Induced EMF Calculator (Faraday's Law)
Calculate the induced EMF from changing magnetic flux (Faraday's law) or from motional EMF (B·L·v).
Essential for generator and transformer design.
Induced EMF
Faraday’s law of electromagnetic induction states that a changing magnetic flux induces an EMF in a coil:
EMF = −N × ΔΦ/Δt
The motional EMF (conductor moving through a magnetic field) is:
EMF = B × L × v
Where:
- EMF = Induced electromotive force (volts, V)
- N = Number of turns in the coil
- ΔΦ = Change in magnetic flux (webers, Wb)
- Δt = Time interval (seconds)
- B = Magnetic field (Tesla)
- L = Length of conductor (meters)
- v = Velocity of conductor perpendicular to B (m/s)

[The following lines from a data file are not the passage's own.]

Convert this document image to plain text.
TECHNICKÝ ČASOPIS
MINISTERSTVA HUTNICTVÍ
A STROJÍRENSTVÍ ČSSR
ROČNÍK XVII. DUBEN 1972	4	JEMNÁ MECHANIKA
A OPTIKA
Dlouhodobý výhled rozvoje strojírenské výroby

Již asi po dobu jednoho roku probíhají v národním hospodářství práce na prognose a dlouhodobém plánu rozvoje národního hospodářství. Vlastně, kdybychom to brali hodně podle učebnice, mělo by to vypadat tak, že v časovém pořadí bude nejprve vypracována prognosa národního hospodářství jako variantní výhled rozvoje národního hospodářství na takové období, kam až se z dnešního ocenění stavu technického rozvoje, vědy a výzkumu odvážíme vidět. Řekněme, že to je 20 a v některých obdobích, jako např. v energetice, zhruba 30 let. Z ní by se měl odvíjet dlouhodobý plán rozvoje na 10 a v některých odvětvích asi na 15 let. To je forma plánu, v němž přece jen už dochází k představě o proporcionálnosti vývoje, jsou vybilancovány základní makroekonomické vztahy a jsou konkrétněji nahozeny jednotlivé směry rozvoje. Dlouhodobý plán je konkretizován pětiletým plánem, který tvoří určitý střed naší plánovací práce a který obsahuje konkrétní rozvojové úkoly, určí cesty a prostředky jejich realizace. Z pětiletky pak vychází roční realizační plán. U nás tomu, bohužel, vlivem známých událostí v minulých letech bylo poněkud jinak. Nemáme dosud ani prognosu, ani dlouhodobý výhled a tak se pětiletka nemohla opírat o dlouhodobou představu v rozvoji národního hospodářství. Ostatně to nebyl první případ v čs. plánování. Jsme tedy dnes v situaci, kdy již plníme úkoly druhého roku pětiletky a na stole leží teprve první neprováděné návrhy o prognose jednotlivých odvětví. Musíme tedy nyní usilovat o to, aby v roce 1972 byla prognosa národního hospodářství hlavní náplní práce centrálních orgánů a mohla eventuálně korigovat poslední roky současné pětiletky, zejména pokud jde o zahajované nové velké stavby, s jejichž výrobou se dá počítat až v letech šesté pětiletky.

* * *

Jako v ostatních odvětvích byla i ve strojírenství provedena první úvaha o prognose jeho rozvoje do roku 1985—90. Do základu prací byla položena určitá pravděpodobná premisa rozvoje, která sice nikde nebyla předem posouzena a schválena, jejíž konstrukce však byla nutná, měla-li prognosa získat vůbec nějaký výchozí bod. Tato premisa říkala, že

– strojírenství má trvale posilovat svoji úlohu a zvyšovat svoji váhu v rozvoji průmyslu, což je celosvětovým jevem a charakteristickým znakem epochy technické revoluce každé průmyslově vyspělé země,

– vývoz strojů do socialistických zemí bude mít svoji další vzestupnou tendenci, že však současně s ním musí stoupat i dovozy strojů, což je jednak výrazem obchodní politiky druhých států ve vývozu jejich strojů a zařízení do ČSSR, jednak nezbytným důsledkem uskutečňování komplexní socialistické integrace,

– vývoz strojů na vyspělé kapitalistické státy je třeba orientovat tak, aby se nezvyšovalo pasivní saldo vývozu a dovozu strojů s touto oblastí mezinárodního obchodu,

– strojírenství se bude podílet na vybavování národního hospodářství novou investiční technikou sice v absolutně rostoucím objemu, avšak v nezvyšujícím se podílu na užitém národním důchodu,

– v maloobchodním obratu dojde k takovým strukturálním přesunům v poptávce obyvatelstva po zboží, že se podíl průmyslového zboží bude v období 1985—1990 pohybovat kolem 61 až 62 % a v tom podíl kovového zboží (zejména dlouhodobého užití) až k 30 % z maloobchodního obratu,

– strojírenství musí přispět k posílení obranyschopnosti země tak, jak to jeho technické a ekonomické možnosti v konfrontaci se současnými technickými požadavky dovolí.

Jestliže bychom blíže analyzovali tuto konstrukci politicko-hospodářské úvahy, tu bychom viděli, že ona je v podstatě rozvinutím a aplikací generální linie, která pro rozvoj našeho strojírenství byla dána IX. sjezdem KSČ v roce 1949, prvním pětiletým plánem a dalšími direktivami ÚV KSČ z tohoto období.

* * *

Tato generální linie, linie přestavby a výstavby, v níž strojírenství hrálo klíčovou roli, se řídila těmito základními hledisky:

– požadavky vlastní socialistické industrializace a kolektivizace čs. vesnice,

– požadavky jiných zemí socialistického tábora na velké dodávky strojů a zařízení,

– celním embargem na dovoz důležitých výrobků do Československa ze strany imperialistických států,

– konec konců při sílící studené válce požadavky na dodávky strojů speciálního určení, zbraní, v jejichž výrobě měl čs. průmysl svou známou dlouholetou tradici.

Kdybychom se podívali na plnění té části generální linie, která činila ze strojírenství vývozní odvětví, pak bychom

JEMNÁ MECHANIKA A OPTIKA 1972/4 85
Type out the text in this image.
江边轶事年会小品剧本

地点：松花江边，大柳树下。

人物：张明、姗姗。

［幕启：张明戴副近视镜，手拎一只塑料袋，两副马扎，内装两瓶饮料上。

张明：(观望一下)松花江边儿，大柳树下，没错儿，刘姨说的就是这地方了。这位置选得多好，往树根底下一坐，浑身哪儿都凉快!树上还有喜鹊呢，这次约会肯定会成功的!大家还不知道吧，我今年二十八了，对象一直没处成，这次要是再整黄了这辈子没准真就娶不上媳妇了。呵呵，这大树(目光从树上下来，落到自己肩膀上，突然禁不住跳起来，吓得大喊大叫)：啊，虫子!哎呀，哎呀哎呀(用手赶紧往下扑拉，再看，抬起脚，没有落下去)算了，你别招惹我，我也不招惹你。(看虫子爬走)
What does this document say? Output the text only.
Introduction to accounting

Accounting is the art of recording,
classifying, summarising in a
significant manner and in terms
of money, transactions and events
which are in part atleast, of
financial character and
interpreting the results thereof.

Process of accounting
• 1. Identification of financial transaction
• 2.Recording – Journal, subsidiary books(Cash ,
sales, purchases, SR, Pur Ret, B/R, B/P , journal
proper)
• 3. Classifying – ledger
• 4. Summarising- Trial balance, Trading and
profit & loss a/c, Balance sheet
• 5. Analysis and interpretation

Lenz’s Law: The negative sign in Faraday’s law reflects Lenz’s law: the induced EMF creates a current that opposes the change in flux. This is a consequence of conservation of energy.
Applications:
- Electric generators: Rotating coils in a magnetic field create continuously changing flux → AC electricity
- Transformers: Alternating current creates time-varying flux → induced voltage in secondary coil
- Induction charging: Phone wireless chargers use changing magnetic flux to induce current
- Eddy currents: Metal detectors and induction braking rely on induced currents in conductors
Induced current: If the coil has resistance R, the induced current is I = EMF/R.